To test whether psilocybin's acute effect on firing rates drives this structural rewiring, the researchers combined Neuropixels electrophysiology with chemogenetic silencing (DREADDs). Psilocybin increased spiking in regions whose input fraction subsequently rose, and decreased activity in regions whose inputs fell. Chemogenetically silencing the retrosplenial cortex (RSP)—which normally shows increased firing and increased input fraction after psilocybin—during drug administration specifically abolished the RSP input gain, without affecting other regions. This demonstrates that activity-dependent plasticity, triggered by acute drug-evoked firing, is the mechanistic driver of the network rewiring. Slice electrophysiology confirmed lasting changes in synaptic strength consistent with LTP-like mechanisms.
Therapeutically, the weakening of recurrent cortico-cortical loops is particularly compelling: hyperconnected default-mode and frontal-parietal recurrent circuits are implicated in rumination and depression. Psilocybin's selective disruption of these loops, combined with strengthening of sensory and medial network inputs, may underlie both the acute psychedelic experience and the lasting antidepressant benefit. The study also demonstrates that chemogenetic or other neuromodulatory interventions co-administered with psilocybin could be used to sculpt which circuits are strengthened or weakened, opening a path toward precision psychedelic therapy.
Key Findings
- Single-dose psilocybin increases sensorimotor/visual/medial network inputs to frontal PT neurons while decreasing lateral network and vmPFC inputs.
- IT and PT neuron subtypes show opposite connectivity changes, revealing bidirectional cell-type-specific synaptic reorganization.
- Psilocybin-evoked acute spiking activity determines which presynaptic inputs are subsequently strengthened or weakened.

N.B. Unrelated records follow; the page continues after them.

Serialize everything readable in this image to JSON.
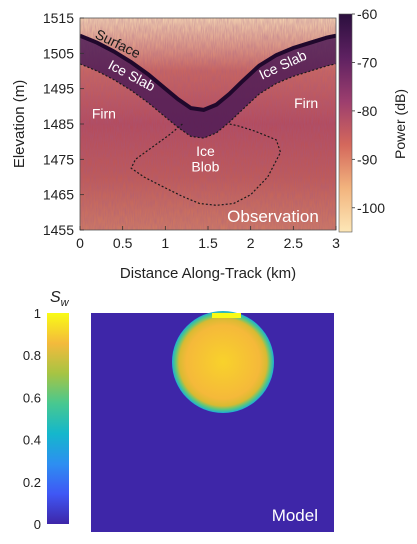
{
  "chart_data": [
    {
      "type": "heatmap",
      "panel": "observation",
      "xlabel": "Distance Along-Track (km)",
      "ylabel": "Elevation (m)",
      "xlim": [
        0,
        3
      ],
      "ylim": [
        1455,
        1515
      ],
      "xticks": [
        0,
        0.5,
        1,
        1.5,
        2,
        2.5,
        3
      ],
      "yticks": [
        1455,
        1465,
        1475,
        1485,
        1495,
        1505,
        1515
      ],
      "colorbar": {
        "label": "Power (dB)",
        "range": [
          -105,
          -60
        ],
        "ticks": [
          -100,
          -90,
          -80,
          -70,
          -60
        ],
        "colormap": [
          "#fde7b7",
          "#f2b47e",
          "#d4685c",
          "#9c3e6e",
          "#5e2161",
          "#2b0f3e"
        ]
      },
      "surface_line": {
        "x": [
          0,
          0.2,
          0.4,
          0.6,
          0.8,
          1.0,
          1.15,
          1.3,
          1.45,
          1.6,
          1.75,
          1.9,
          2.1,
          2.3,
          2.5,
          2.7,
          2.9,
          3.0
        ],
        "y": [
          1510,
          1508,
          1505.5,
          1502.5,
          1499,
          1495,
          1492,
          1489.5,
          1489,
          1490.5,
          1493.5,
          1497,
          1501.5,
          1504.5,
          1506.5,
          1508,
          1509.5,
          1510
        ]
      },
      "ice_slab_base": {
        "x": [
          0,
          0.2,
          0.4,
          0.6,
          0.8,
          1.0,
          1.15,
          1.3,
          1.45,
          1.6,
          1.75,
          1.9,
          2.1,
          2.3,
          2.5,
          2.7,
          2.9,
          3.0
        ],
        "y": [
          1502,
          1500,
          1497.5,
          1494.5,
          1491,
          1487,
          1484,
          1481.5,
          1481,
          1482.5,
          1485.5,
          1489,
          1493.5,
          1496.5,
          1498.5,
          1500,
          1501.5,
          1502
        ]
      },
      "ice_blob_outline": {
        "x": [
          1.2,
          1.05,
          0.85,
          0.65,
          0.6,
          0.75,
          0.95,
          1.2,
          1.4,
          1.6,
          1.8,
          2.0,
          2.2,
          2.35,
          2.3,
          2.05,
          1.85,
          1.75
        ],
        "y": [
          1485,
          1482,
          1478.5,
          1475,
          1472.5,
          1470,
          1467.5,
          1464.5,
          1462.5,
          1462,
          1462.5,
          1465,
          1470,
          1477,
          1480.5,
          1483,
          1484.5,
          1485
        ]
      },
      "annotations": [
        {
          "text": "Surface",
          "x": 0.42,
          "y": 1506.5,
          "rotate": 26,
          "color": "#1a1a1a"
        },
        {
          "text": "Ice Slab",
          "x": 0.58,
          "y": 1497.5,
          "rotate": 28,
          "color": "#ffffff"
        },
        {
          "text": "Ice Slab",
          "x": 2.4,
          "y": 1500.5,
          "rotate": -25,
          "color": "#ffffff"
        },
        {
          "text": "Firn",
          "x": 0.28,
          "y": 1486.5,
          "rotate": 0,
          "color": "#ffffff"
        },
        {
          "text": "Firn",
          "x": 2.65,
          "y": 1489.5,
          "rotate": 0,
          "color": "#ffffff"
        },
        {
          "text": "Ice",
          "x": 1.47,
          "y": 1476,
          "rotate": 0,
          "color": "#ffffff"
        },
        {
          "text": "Blob",
          "x": 1.47,
          "y": 1471.5,
          "rotate": 0,
          "color": "#ffffff"
        }
      ],
      "panel_label": "Observation"
    },
    {
      "type": "heatmap",
      "panel": "model",
      "colorbar": {
        "label": "S_w",
        "range": [
          0,
          1
        ],
        "ticks": [
          0,
          0.2,
          0.4,
          0.6,
          0.8,
          1
        ],
        "tick_labels": [
          "0",
          "0.2",
          "0.4",
          "0.6",
          "0.8",
          "1"
        ],
        "colormap": [
          "#3e26a8",
          "#3f57f5",
          "#2d8ff1",
          "#14b7cc",
          "#48c890",
          "#a7c443",
          "#f4ba3c",
          "#f9fb15"
        ]
      },
      "background_value": 0,
      "blob": {
        "shape": "circle",
        "value": 0.9,
        "rim_value": 0.5
      },
      "panel_label": "Model"
    }
  ]
}
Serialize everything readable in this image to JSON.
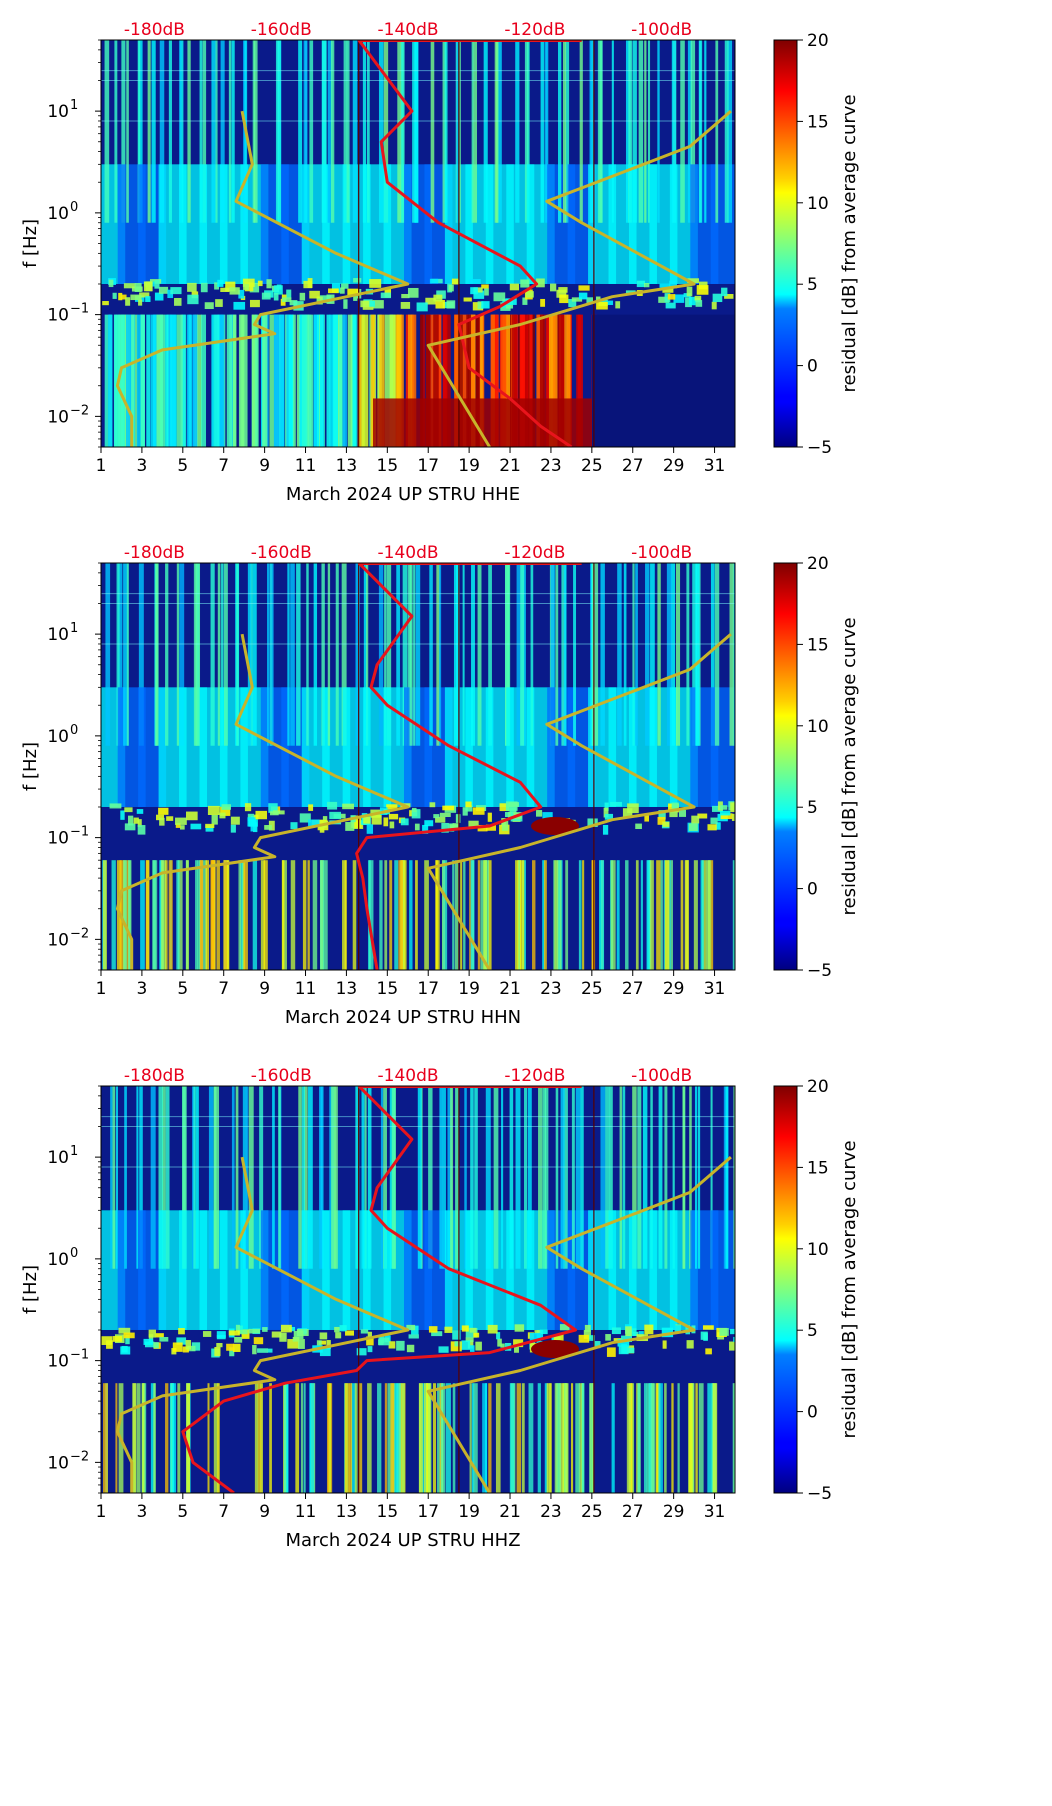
{
  "chart_data": [
    {
      "type": "heatmap",
      "title": "",
      "xlabel": "March 2024 UP STRU  HHE",
      "ylabel": "f [Hz]",
      "x_ticks": [
        "1",
        "3",
        "5",
        "7",
        "9",
        "11",
        "13",
        "15",
        "17",
        "19",
        "21",
        "23",
        "25",
        "27",
        "29",
        "31"
      ],
      "xlim": [
        1,
        32
      ],
      "y_scale": "log",
      "ylim": [
        0.005,
        50
      ],
      "y_ticks": [
        {
          "base": "10",
          "exp": "1"
        },
        {
          "base": "10",
          "exp": "0"
        },
        {
          "base": "10",
          "exp": "−1"
        },
        {
          "base": "10",
          "exp": "−2"
        }
      ],
      "top_ticks": [
        "-180dB",
        "-160dB",
        "-140dB",
        "-120dB",
        "-100dB"
      ],
      "colorbar": {
        "label": "residual [dB] from average curve",
        "ticks": [
          "−5",
          "0",
          "5",
          "10",
          "15",
          "20"
        ],
        "min": -5,
        "max": 20
      },
      "series": [
        {
          "color": "#e8141c",
          "description_points": [
            [
              13.6,
              50
            ],
            [
              16.2,
              10
            ],
            [
              14.7,
              5
            ],
            [
              15.0,
              2
            ],
            [
              17.5,
              0.8
            ],
            [
              21.5,
              0.3
            ],
            [
              22.3,
              0.2
            ],
            [
              20.5,
              0.12
            ],
            [
              18.5,
              0.08
            ],
            [
              19.0,
              0.03
            ],
            [
              21.0,
              0.015
            ],
            [
              22.5,
              0.008
            ],
            [
              24.0,
              0.005
            ]
          ]
        },
        {
          "color": "#c8b42a",
          "description_points": [
            [
              7.9,
              10
            ],
            [
              8.4,
              3
            ],
            [
              7.6,
              1.3
            ],
            [
              12.5,
              0.4
            ],
            [
              16.0,
              0.2
            ],
            [
              8.8,
              0.1
            ],
            [
              8.5,
              0.08
            ],
            [
              9.5,
              0.065
            ],
            [
              4.0,
              0.045
            ],
            [
              2.0,
              0.03
            ],
            [
              1.8,
              0.02
            ],
            [
              2.5,
              0.01
            ],
            [
              2.5,
              0.005
            ]
          ]
        },
        {
          "color": "#c8b42a",
          "description_points": [
            [
              31.8,
              10
            ],
            [
              29.8,
              4.5
            ],
            [
              26.5,
              2.5
            ],
            [
              22.8,
              1.3
            ],
            [
              24.5,
              0.8
            ],
            [
              30.0,
              0.2
            ],
            [
              26.0,
              0.15
            ],
            [
              21.5,
              0.08
            ],
            [
              17.0,
              0.05
            ],
            [
              20.0,
              0.005
            ]
          ]
        }
      ]
    },
    {
      "type": "heatmap",
      "title": "",
      "xlabel": "March 2024 UP STRU  HHN",
      "ylabel": "f [Hz]",
      "x_ticks": [
        "1",
        "3",
        "5",
        "7",
        "9",
        "11",
        "13",
        "15",
        "17",
        "19",
        "21",
        "23",
        "25",
        "27",
        "29",
        "31"
      ],
      "xlim": [
        1,
        32
      ],
      "y_scale": "log",
      "ylim": [
        0.005,
        50
      ],
      "y_ticks": [
        {
          "base": "10",
          "exp": "1"
        },
        {
          "base": "10",
          "exp": "0"
        },
        {
          "base": "10",
          "exp": "−1"
        },
        {
          "base": "10",
          "exp": "−2"
        }
      ],
      "top_ticks": [
        "-180dB",
        "-160dB",
        "-140dB",
        "-120dB",
        "-100dB"
      ],
      "colorbar": {
        "label": "residual [dB] from average curve",
        "ticks": [
          "−5",
          "0",
          "5",
          "10",
          "15",
          "20"
        ],
        "min": -5,
        "max": 20
      },
      "series": [
        {
          "color": "#e8141c",
          "description_points": [
            [
              13.6,
              50
            ],
            [
              16.2,
              15
            ],
            [
              14.5,
              5
            ],
            [
              14.2,
              3
            ],
            [
              15.0,
              2
            ],
            [
              18.0,
              0.8
            ],
            [
              21.5,
              0.35
            ],
            [
              22.5,
              0.2
            ],
            [
              20.0,
              0.13
            ],
            [
              14.0,
              0.1
            ],
            [
              13.5,
              0.07
            ],
            [
              13.8,
              0.04
            ],
            [
              14.0,
              0.02
            ],
            [
              14.5,
              0.005
            ]
          ]
        },
        {
          "color": "#c8b42a",
          "description_points": [
            [
              7.9,
              10
            ],
            [
              8.4,
              3
            ],
            [
              7.6,
              1.3
            ],
            [
              12.5,
              0.4
            ],
            [
              16.0,
              0.2
            ],
            [
              8.8,
              0.1
            ],
            [
              8.5,
              0.08
            ],
            [
              9.5,
              0.065
            ],
            [
              4.0,
              0.045
            ],
            [
              2.0,
              0.03
            ],
            [
              1.8,
              0.02
            ],
            [
              2.5,
              0.01
            ],
            [
              2.5,
              0.005
            ]
          ]
        },
        {
          "color": "#c8b42a",
          "description_points": [
            [
              31.8,
              10
            ],
            [
              29.8,
              4.5
            ],
            [
              26.5,
              2.5
            ],
            [
              22.8,
              1.3
            ],
            [
              24.5,
              0.8
            ],
            [
              30.0,
              0.2
            ],
            [
              26.0,
              0.15
            ],
            [
              21.5,
              0.08
            ],
            [
              17.0,
              0.05
            ],
            [
              20.0,
              0.005
            ]
          ]
        }
      ]
    },
    {
      "type": "heatmap",
      "title": "",
      "xlabel": "March 2024 UP STRU  HHZ",
      "ylabel": "f [Hz]",
      "x_ticks": [
        "1",
        "3",
        "5",
        "7",
        "9",
        "11",
        "13",
        "15",
        "17",
        "19",
        "21",
        "23",
        "25",
        "27",
        "29",
        "31"
      ],
      "xlim": [
        1,
        32
      ],
      "y_scale": "log",
      "ylim": [
        0.005,
        50
      ],
      "y_ticks": [
        {
          "base": "10",
          "exp": "1"
        },
        {
          "base": "10",
          "exp": "0"
        },
        {
          "base": "10",
          "exp": "−1"
        },
        {
          "base": "10",
          "exp": "−2"
        }
      ],
      "top_ticks": [
        "-180dB",
        "-160dB",
        "-140dB",
        "-120dB",
        "-100dB"
      ],
      "colorbar": {
        "label": "residual [dB] from average curve",
        "ticks": [
          "−5",
          "0",
          "5",
          "10",
          "15",
          "20"
        ],
        "min": -5,
        "max": 20
      },
      "series": [
        {
          "color": "#e8141c",
          "description_points": [
            [
              13.6,
              50
            ],
            [
              16.2,
              15
            ],
            [
              14.5,
              5
            ],
            [
              14.2,
              3
            ],
            [
              15.0,
              2
            ],
            [
              18.0,
              0.8
            ],
            [
              22.5,
              0.35
            ],
            [
              24.2,
              0.2
            ],
            [
              20.0,
              0.12
            ],
            [
              14.0,
              0.1
            ],
            [
              13.5,
              0.08
            ],
            [
              10.0,
              0.06
            ],
            [
              7.0,
              0.04
            ],
            [
              5.0,
              0.02
            ],
            [
              5.5,
              0.01
            ],
            [
              7.5,
              0.005
            ]
          ]
        },
        {
          "color": "#c8b42a",
          "description_points": [
            [
              7.9,
              10
            ],
            [
              8.4,
              3
            ],
            [
              7.6,
              1.3
            ],
            [
              12.5,
              0.4
            ],
            [
              16.0,
              0.2
            ],
            [
              8.8,
              0.1
            ],
            [
              8.5,
              0.08
            ],
            [
              9.5,
              0.065
            ],
            [
              4.0,
              0.045
            ],
            [
              2.0,
              0.03
            ],
            [
              1.8,
              0.02
            ],
            [
              2.5,
              0.01
            ],
            [
              2.5,
              0.005
            ]
          ]
        },
        {
          "color": "#c8b42a",
          "description_points": [
            [
              31.8,
              10
            ],
            [
              29.8,
              4.5
            ],
            [
              26.5,
              2.5
            ],
            [
              22.8,
              1.3
            ],
            [
              24.5,
              0.8
            ],
            [
              30.0,
              0.2
            ],
            [
              26.0,
              0.15
            ],
            [
              21.5,
              0.08
            ],
            [
              17.0,
              0.05
            ],
            [
              20.0,
              0.005
            ]
          ]
        }
      ]
    }
  ]
}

- Chemogenetic silencing of retrosplenial cortex during psilocybin blocks its input gain without disrupting other regions' rewiring.
- Recurrent cortico-cortical loop weakening may explain psilocybin's disruption of ruminative thought patterns linked to depression.
Methodology
Monosynaptic rabies tracing (EnvA-pseudotyped, G-deleted CVS N2c) was performed in two inducible Cre mouse lines (Fezf2 for PT neurons, PlexinD1 for IT neurons), with psilocybin or saline given one day before rabies injection into dorsal medial frontal cortex. Brain-wide input cells (~500k per animal) were quantified using tissue clearing, light-sheet microscopy, and ML-based nuclei detection across Allen Brain Atlas regions. Activity-dependence was tested using Neuropixels recordings plus chemogenetic (DREADD) silencing of specific presynaptic regions during drug administration.
Study Limitations
All experiments were conducted in mice, and direct translation to human cortical network architecture and clinical outcomes requires validation. The rabies virus was injected one day after psilocybin, so very early plasticity events may not be fully captured. Chemogenetic silencing experiments targeted individual regions, leaving open how simultaneous multi-region activity patterns interact to shape the overall rewiring.